Cette dernière, visée par de nombreuses menaces de mort après avoir mis en ligne des vidéos polémiques sur l’islam, publie en juin un livre où elle revient sur cette affaire. « Je suis le prix de votre liberté » est le titre de son ouvrage où l’adolescente « raconte son parcours » et « décrit la violence d’une époque intoxiquée aux réseaux sociaux », a indiqué l’éditeur dans un communiqué à l’AFP le mardi 25 mai.
Affaire Mila : Treize personnes jugées devant le tribunal correctionnel de Paris
Ce jeudi 3 juin, treize prévenus comparaissaient devant le tribunal correctionnel de Paris pour avoir harcelé en ligne et pour certains, menacés de mort la jeune femme.
L’origine de l’affaire
L’affaire remonte au 18 janvier 2020 quand l’adolescente de 16 ans ouvre une discussion vidéo en direct avec les abonnés de son compte Instagram. Elle y discute de sa vie privée et de ses préférences amoureuses.
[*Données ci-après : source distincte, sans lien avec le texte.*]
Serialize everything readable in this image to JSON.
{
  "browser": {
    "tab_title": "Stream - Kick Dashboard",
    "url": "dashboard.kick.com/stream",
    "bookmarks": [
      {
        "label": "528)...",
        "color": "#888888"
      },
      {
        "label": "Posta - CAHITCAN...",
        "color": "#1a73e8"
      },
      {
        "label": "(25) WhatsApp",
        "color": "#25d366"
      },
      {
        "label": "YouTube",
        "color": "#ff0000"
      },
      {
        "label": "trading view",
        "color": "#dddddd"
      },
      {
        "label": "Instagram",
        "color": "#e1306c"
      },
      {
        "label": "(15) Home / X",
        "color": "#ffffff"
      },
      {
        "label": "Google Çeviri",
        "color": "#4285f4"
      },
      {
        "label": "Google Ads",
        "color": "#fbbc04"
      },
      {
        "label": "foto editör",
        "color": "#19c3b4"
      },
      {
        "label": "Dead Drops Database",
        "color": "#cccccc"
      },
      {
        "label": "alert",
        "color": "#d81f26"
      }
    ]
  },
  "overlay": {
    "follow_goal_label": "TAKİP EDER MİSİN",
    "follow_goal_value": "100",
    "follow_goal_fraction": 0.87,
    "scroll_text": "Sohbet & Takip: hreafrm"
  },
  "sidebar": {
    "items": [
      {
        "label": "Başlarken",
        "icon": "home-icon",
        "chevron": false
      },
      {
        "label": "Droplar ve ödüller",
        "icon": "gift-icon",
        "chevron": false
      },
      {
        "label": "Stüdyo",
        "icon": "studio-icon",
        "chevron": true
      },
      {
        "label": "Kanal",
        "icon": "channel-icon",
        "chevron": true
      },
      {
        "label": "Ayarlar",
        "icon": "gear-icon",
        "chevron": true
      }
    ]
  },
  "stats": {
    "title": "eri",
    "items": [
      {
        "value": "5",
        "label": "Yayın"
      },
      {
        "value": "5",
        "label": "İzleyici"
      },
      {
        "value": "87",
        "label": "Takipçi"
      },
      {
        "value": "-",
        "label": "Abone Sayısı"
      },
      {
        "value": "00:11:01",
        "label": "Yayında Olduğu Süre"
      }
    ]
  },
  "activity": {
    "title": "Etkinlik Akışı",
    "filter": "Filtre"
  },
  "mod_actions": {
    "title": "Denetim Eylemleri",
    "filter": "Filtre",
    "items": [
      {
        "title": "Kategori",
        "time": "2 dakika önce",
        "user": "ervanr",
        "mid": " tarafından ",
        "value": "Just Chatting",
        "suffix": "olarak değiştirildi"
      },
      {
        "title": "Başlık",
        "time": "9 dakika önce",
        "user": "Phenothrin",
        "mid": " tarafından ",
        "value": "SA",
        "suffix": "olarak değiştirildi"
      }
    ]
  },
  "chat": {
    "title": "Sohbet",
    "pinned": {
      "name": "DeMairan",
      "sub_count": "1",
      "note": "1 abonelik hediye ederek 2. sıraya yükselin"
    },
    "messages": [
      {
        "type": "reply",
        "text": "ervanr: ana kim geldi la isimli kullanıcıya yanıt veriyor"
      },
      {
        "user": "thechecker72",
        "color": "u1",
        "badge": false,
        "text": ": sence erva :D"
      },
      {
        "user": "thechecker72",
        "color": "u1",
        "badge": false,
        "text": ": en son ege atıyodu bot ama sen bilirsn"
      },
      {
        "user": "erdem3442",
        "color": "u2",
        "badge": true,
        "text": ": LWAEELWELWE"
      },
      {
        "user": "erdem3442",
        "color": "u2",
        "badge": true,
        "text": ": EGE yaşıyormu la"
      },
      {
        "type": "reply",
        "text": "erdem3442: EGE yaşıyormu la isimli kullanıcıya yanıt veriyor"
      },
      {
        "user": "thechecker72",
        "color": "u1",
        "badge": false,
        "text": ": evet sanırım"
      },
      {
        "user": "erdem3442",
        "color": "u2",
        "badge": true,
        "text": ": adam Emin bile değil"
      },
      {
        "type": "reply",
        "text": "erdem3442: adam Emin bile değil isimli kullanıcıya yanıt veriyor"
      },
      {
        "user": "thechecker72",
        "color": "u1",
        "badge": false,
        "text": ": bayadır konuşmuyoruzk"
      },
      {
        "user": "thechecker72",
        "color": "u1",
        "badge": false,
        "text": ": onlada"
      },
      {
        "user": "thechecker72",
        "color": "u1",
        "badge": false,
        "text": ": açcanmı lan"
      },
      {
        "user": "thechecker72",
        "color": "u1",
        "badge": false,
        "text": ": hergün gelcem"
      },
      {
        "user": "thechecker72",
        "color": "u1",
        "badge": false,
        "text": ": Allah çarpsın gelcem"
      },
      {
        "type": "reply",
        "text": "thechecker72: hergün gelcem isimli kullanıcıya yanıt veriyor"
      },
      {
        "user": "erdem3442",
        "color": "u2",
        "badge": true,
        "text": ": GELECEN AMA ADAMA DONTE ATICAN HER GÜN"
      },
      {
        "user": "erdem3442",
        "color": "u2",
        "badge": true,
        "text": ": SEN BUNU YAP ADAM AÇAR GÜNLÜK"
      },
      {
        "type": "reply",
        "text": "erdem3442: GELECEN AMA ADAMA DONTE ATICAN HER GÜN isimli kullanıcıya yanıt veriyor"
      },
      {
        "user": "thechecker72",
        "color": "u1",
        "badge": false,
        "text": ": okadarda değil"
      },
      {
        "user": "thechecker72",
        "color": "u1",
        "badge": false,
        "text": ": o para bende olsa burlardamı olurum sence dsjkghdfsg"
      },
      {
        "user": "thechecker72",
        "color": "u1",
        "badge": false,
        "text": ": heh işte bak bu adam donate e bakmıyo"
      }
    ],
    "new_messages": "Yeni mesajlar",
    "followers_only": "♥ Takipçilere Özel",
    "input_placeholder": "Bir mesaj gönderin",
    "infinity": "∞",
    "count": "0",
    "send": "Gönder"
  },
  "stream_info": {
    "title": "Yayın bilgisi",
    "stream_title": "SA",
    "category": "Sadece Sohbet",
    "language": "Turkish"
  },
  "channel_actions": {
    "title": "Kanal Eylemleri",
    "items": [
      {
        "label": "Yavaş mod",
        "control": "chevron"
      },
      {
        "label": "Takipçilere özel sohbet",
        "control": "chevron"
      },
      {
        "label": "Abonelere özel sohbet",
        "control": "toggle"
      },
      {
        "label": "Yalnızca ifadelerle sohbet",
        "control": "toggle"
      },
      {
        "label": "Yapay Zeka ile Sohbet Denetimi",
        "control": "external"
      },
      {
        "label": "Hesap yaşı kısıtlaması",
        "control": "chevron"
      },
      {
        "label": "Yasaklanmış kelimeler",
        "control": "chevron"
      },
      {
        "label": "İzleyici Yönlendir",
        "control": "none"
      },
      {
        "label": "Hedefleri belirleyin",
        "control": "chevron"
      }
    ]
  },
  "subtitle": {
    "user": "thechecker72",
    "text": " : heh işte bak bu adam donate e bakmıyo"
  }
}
Au fil de la discussion, les échanges s’orientent sur la religion et Mila assume toutes les « rejeter ». Elle publie une story pour justifier ses propos et c’est cette vidéo qui déclenche un torrent d’insultes à son égard. Elle y déclare : « Je déteste la religion, (…) le Coran il n’y a que de la haine là-dedans, l’islam c’est de la merde. (…) J’ai dit ce que j’en pensais, vous n’allez pas me le faire regretter. Il y a encore des gens qui vont s’exciter, j’en ai clairement rien à foutre, je dis ce que je veux, ce que je pense. Votre religion, c’est de la merde, votre Dieu, je lui mets un doigt dans le trou du c**, merci, au revoir. »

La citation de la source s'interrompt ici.